4. Antrag der Beschwerdeführerin auf Kostenerstattung
Die Beschwerdeführerin beantragt, die ihr im Zusammenhang mit der mündlichen Verhandlung vor der Beschwerdekammer entstandenen Kosten zu erstatten.
Artikel 104 (1) EPÜ sieht vor, dass im Einspruchsverfahren jeder Beteiligte die ihm erwachsenen Kosten selbst trägt, soweit nicht, wenn "dies der Billigkeit entspricht", eine andere Verteilung der Kosten angeordnet wird. Nach der Rechtsprechung der Beschwerdekammern ist die Voraussetzung der Billigkeit dann gegeben, wenn das Verhalten einer Partei nicht mit der zu fordernden Sorgfalt im Einklang steht, zum Beispiel wenn Kosten durch leichtfertiges Handeln verursacht werden.
Vorliegend kann die Kammer nicht erkennen, dass die für die mündliche Verhandlung entstandenen Kosten vornehmlich durch eine Partei verursacht wurden. Eine mündliche Verhandlung vor der Beschwerdekammer wurde anberaumt, da sowohl die Beschwerdeführerin als auch die Beschwerdegegnerin hilfsweise eine mündliche Verhandlung beantragt haben. Der Antrag auf Erstattung der im Zusammenhang mit der mündlichen Verhandlung entstandenen Kosten wurde von der Beschwerdeführerin erst gestellt, nachdem die Kammer beschlossen hatte, die Angelegenheit zur weiteren Entscheidung an die erste Instanz zurückzuverweisen.
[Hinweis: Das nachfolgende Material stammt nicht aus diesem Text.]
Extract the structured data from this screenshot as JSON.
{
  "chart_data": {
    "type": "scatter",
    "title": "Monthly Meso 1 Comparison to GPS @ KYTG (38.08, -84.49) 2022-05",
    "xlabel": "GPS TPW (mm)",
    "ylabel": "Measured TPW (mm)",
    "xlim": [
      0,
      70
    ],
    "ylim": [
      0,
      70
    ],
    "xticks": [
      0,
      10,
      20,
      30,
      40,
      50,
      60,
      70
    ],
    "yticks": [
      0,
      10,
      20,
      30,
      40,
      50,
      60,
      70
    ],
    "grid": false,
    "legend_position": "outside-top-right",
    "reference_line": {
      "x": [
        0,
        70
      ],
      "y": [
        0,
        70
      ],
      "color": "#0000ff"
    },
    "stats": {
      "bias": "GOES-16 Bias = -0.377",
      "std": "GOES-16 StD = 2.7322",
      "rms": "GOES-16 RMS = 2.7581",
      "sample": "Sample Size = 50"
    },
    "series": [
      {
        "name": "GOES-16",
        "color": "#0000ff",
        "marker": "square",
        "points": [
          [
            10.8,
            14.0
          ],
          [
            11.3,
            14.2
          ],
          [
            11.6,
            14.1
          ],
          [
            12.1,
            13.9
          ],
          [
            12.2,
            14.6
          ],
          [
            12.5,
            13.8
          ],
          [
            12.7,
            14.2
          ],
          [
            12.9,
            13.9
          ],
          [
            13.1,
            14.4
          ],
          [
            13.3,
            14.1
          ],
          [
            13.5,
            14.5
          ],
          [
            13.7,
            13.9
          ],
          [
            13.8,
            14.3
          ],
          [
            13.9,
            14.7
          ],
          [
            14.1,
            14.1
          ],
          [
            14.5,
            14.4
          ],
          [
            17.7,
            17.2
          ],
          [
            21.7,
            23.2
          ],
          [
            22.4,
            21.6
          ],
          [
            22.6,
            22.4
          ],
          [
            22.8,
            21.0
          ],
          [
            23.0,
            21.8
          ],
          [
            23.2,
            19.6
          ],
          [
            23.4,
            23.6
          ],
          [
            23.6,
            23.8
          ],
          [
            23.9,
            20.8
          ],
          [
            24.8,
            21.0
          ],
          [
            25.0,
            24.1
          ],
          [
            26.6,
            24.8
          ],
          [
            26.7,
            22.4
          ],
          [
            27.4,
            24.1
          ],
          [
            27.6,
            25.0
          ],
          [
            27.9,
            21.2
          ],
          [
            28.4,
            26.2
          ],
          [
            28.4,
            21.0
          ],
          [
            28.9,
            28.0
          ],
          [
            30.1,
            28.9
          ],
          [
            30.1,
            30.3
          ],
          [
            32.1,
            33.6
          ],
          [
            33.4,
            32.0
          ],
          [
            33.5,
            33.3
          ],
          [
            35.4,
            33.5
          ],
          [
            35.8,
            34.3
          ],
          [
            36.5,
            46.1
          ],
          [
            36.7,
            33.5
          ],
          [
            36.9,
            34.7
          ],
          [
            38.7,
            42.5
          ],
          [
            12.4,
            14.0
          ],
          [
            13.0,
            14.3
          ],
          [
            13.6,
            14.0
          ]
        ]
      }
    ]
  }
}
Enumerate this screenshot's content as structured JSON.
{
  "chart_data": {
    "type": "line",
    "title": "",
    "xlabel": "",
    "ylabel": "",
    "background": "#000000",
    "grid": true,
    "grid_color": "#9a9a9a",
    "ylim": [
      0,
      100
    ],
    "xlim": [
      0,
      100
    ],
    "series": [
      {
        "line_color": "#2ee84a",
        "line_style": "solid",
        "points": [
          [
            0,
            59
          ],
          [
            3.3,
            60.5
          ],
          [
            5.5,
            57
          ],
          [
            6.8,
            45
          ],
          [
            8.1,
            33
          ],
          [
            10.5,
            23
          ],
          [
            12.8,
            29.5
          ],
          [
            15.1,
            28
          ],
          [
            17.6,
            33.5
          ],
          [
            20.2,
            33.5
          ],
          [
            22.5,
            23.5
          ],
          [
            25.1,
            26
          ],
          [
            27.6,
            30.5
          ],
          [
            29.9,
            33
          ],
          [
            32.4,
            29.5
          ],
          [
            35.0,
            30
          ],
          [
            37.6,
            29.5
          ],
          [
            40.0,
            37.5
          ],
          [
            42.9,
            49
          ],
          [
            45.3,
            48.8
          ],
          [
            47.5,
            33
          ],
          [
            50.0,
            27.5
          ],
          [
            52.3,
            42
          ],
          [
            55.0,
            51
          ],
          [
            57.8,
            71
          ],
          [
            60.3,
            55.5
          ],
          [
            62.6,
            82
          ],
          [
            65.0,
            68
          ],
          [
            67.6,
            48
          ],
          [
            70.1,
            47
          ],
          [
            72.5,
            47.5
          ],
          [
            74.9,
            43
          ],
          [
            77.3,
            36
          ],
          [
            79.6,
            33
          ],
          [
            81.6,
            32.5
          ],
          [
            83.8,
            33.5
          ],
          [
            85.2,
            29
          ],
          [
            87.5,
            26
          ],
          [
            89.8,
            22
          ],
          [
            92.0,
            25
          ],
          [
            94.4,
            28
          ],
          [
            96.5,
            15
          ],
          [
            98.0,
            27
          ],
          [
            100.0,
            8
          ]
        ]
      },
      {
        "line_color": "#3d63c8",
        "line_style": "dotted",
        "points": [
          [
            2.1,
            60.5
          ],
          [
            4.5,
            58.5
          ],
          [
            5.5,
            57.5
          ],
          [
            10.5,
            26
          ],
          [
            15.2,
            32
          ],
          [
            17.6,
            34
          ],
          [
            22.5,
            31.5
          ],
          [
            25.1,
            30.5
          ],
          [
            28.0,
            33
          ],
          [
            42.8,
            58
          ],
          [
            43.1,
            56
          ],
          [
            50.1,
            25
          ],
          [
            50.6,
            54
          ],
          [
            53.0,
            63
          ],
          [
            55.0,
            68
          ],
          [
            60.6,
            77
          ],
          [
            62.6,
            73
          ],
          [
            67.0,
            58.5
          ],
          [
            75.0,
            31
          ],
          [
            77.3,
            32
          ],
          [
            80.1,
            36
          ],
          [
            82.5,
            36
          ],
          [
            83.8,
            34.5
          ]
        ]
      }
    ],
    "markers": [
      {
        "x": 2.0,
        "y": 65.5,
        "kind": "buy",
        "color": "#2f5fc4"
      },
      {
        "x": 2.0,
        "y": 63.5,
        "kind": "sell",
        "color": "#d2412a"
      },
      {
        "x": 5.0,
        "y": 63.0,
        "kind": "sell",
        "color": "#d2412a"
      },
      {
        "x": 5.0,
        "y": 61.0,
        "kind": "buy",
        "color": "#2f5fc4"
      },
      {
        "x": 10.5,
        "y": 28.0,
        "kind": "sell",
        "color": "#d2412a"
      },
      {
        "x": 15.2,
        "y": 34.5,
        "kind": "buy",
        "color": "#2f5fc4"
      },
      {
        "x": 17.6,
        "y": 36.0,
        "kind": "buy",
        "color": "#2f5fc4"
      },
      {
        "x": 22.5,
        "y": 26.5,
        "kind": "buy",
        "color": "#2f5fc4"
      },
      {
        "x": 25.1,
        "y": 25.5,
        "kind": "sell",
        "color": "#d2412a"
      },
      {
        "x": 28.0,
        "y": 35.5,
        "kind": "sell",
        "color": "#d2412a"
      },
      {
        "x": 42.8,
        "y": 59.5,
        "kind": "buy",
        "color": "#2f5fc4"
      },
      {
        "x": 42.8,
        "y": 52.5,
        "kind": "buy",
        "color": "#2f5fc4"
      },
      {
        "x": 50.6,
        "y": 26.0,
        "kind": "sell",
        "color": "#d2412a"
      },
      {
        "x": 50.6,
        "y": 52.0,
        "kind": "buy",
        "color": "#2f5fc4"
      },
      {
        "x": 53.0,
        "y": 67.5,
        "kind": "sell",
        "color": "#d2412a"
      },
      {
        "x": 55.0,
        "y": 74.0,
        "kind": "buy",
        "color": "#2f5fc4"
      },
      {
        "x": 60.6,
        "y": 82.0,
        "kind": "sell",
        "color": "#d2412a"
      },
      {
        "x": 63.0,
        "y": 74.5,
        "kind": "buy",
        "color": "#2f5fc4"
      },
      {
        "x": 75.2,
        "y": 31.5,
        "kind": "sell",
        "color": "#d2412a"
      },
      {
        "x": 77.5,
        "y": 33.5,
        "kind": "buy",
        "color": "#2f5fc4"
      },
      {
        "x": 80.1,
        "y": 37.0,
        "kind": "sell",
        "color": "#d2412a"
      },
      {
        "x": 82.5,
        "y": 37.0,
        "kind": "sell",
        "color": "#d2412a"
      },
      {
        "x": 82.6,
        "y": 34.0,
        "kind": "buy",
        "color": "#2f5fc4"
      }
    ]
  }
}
Da eine Zurückverweisung unter Artikel 111(1) EPÜ jedoch im Ermessen der Kammer liegt, kann die Zurückverweisung keine anderweitige Kostenverteilung begründen.
Dem Antrag der Beschwerdeführerin auf Kostenerstattung der durch die mündliche Verhandlung vor der Beschwerdekammer entstandenen Kosten wird nicht stattgegeben.
Aus diesen Gründen wird entschieden:
1. Die angefochtene Entscheidung wird aufgehoben.
2. Die Angelegenheit wird an die erste Instanz zur weiteren Entscheidung zurückverwiesen.
3. Der Antrag auf Kostenverteilung wird zurückgewiesen.